第27話 心配してるの
紗倉が咲良と大きな傘に二人で入り、登校しようとしたところにレゲインと睦が来た。エベも黙って紗倉の後ろにいる。
「あ、レゲイン」
「……何で二人?」
傘が一本しかなかったからだ。咲良はこちらに帰ってくるとき、傘を持ってこなかった。
「おはよう、レゲイン」
「は? あ、おはよう」
「どうしたの? 浮かない顔して」
「いや、別に。早く行こ、学校遅れる」
紗倉を間に挟み歩く。レゲインが居る為、咲良は突然口数が減った。
紗倉がレゲインを気にして居るのに気を遣い睦が話した。
「誰かに付けられてる気がするらしいんだ。ボクは何も聞いてないんだけど」
「その前に、何で睦がお兄ちゃんといるなの?」
「エベだって、何で紗倉といるんだ?」
エベと睦は互いに答えようとしなかった。
「そういえば、レゲイン前から誰かに付けられてるって言ってたよね?」
「言ったけど……」
レゲインがその事について紗倉に話そうとすると咲良が二人の間に時計を出した。それを見たレゲインと紗倉は慌てて走り出した。

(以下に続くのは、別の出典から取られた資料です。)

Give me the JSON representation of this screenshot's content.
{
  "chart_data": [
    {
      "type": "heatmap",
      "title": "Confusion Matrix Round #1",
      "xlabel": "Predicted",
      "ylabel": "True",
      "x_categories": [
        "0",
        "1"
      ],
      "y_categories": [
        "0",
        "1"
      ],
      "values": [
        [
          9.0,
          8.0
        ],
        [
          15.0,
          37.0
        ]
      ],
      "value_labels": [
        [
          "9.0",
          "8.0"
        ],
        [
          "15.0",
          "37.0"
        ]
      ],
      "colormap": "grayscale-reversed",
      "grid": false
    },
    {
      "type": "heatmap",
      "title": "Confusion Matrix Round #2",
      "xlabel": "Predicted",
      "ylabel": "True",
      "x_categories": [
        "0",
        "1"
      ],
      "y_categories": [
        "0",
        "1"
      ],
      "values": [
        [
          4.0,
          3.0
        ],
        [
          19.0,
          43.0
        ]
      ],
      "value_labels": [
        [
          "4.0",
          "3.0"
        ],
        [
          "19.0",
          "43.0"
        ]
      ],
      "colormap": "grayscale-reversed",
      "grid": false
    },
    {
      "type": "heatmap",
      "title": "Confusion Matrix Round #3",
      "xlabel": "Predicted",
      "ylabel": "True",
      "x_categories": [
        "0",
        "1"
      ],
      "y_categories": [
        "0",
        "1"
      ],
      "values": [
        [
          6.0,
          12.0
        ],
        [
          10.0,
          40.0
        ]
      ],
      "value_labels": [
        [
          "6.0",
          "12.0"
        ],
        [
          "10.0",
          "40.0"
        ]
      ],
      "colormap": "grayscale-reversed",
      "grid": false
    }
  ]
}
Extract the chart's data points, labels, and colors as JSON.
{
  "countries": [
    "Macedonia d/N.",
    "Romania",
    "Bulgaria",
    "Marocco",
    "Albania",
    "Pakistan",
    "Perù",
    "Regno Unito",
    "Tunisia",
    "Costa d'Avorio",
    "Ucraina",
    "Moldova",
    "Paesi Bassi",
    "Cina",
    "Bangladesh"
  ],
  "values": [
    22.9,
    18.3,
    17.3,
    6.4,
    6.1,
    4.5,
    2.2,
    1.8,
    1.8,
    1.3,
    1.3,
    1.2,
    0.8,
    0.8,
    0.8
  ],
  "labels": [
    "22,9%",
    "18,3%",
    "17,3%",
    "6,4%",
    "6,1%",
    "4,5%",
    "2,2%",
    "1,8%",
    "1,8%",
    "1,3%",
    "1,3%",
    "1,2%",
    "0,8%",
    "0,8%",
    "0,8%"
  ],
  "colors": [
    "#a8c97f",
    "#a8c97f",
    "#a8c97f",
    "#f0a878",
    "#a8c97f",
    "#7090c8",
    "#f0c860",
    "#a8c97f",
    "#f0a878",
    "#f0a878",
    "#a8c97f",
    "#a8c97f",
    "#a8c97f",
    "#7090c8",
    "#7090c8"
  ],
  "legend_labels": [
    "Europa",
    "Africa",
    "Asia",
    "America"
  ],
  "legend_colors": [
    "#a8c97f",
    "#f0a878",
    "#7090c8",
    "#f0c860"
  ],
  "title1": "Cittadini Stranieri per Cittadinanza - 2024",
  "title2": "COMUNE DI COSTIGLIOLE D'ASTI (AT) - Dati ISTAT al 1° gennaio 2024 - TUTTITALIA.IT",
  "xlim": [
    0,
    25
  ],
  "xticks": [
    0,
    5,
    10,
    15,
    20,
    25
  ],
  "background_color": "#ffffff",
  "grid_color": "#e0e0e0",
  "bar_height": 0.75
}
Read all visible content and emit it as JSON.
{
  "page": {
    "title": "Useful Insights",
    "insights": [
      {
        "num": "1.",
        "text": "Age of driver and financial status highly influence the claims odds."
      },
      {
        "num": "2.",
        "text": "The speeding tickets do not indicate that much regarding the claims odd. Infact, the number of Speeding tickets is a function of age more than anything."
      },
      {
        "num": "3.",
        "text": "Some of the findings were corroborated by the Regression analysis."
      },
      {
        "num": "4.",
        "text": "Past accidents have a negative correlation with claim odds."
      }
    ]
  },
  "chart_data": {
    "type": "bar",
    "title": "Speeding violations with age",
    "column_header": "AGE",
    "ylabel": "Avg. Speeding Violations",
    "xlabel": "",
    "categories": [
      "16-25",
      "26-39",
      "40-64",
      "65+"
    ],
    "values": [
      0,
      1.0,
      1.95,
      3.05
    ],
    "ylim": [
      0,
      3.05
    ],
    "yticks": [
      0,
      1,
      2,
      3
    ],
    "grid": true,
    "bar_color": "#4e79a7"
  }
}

学校に付くと咲良は傘を片付けることを理由に紗倉を先に行かせ、レゲインを呼び止めた。
「なに?」
「後で話があるんだ。昼休みに一階の非常階段前に来てくれるかな?」
「……良いけど」
「っ!?」
レゲインが傘を傘立てにしまおうと咲良の方へ一歩踏み出すと、咲良は驚き傘を落として尻餅をついてしまった。
「大丈夫か?」
「ち、近づくな!!」
教室に普通に居られるかすら疑う程の怯え様だった。
その声を聞いて紗倉が戻って来た。何が起きたか理解し、レゲインと咲良の傘をしまうと咲良を立たさせ、レゲインと教室に向かった。
昼休み、レゲインが立ち上がると紗倉が呼び止めた。
「嫌な思いさせてごめんね」
「いいよ。忘れてた俺が悪いんだし」
「何処いくの?」
「別に」
レゲインについて行こうとしたが、佐々倉に呼び止められ行くことができなかった。
昼休みが終わってもレゲインは戻って来なかった。一緒にくっ付いていた睦も戻る気配は無い。
「美羅ちゃん、睦と話さなかったけど良かったの?」
「えっ? 睦居たんですか?」
レゲインに隠れて全く気がついていなかった様だった。
放課後、部室へ行きエベを多幡に見せていた。多幡は普通にエベを目で見る事ができ、佐々倉の様に避けられることは無かった。だが、雰囲気的に少し距離を置かれている。
「じゃあ、お兄ちゃんと少しお話でもしようか?」
エベは紗倉の後ろに隠れ、不気味な裏声を使う多幡を警戒していた。
「え、エベがお兄ちゃんって呼ぶのは金髪の方だけなの!」
すると、その金髪の方が部室へ入ってきた。頰にガーゼを当てている。
「レゲイン!? だ、大丈夫??」
心配して抱きつきそうな勢いで駆け寄って来た紗倉をレゲインは押さえる。
「軽い切り傷だから平気だって。大袈裟だな」
「何処に行ってたの?」
「別に」
レゲインの服を掴んで側にいた睦を見つけた多幡は近づき、触れようとして虚空を掴む。
紗倉が更にレゲインに質問を投げかけるが、レゲインは別にの一言しか答えない。
「佐々倉、しばらく睦借りるから」
「そうですか……じゃあ、これ、渡しておきますね」
佐々倉はレゲインに睦の首輪を渡した。
昨日とは違い、咲良からの呼び出しの無かった紗倉はレゲインと下校する事になった。佐々倉は多幡と部活の用事で学校に残った。
「レゲイン、本当に何処に行ってて、何があったの? 頰に切り傷ってそうそう付かないでしょ?」
「別に」
「転んだの?」
「違う」
「誰かにやられたの?」
「別に」
紗倉はそのあからさまな返答に黙った。家の前まで来た所で軽く手を振って帰って行こうとするレゲインの腕を掴んだ。
「なに?」
レゲインが振り返ると紗倉は両腕を掴んだ。
「別に別にって、ちゃんと答えてよ! こっちは心配してんだからさ!」
「……悪い」
「じゃあ、何があったの? 誰にやられたの?」
「呼ばれて、ちょっと口論になって俺の不注意で怪我しただけだから。それに、傷も大した事ないから」
疑う紗倉にレゲインはガーゼを少し剥がし傷を見せる。結構痛々しいものを平気だというレゲインが心配になる。
「な?」
「…………」
紗倉は睦の方を見て本当かどうか答えるのを待ったが、睦は何も言わなかった。仕方なく頷きエベと共にレゲインと睦を見送った。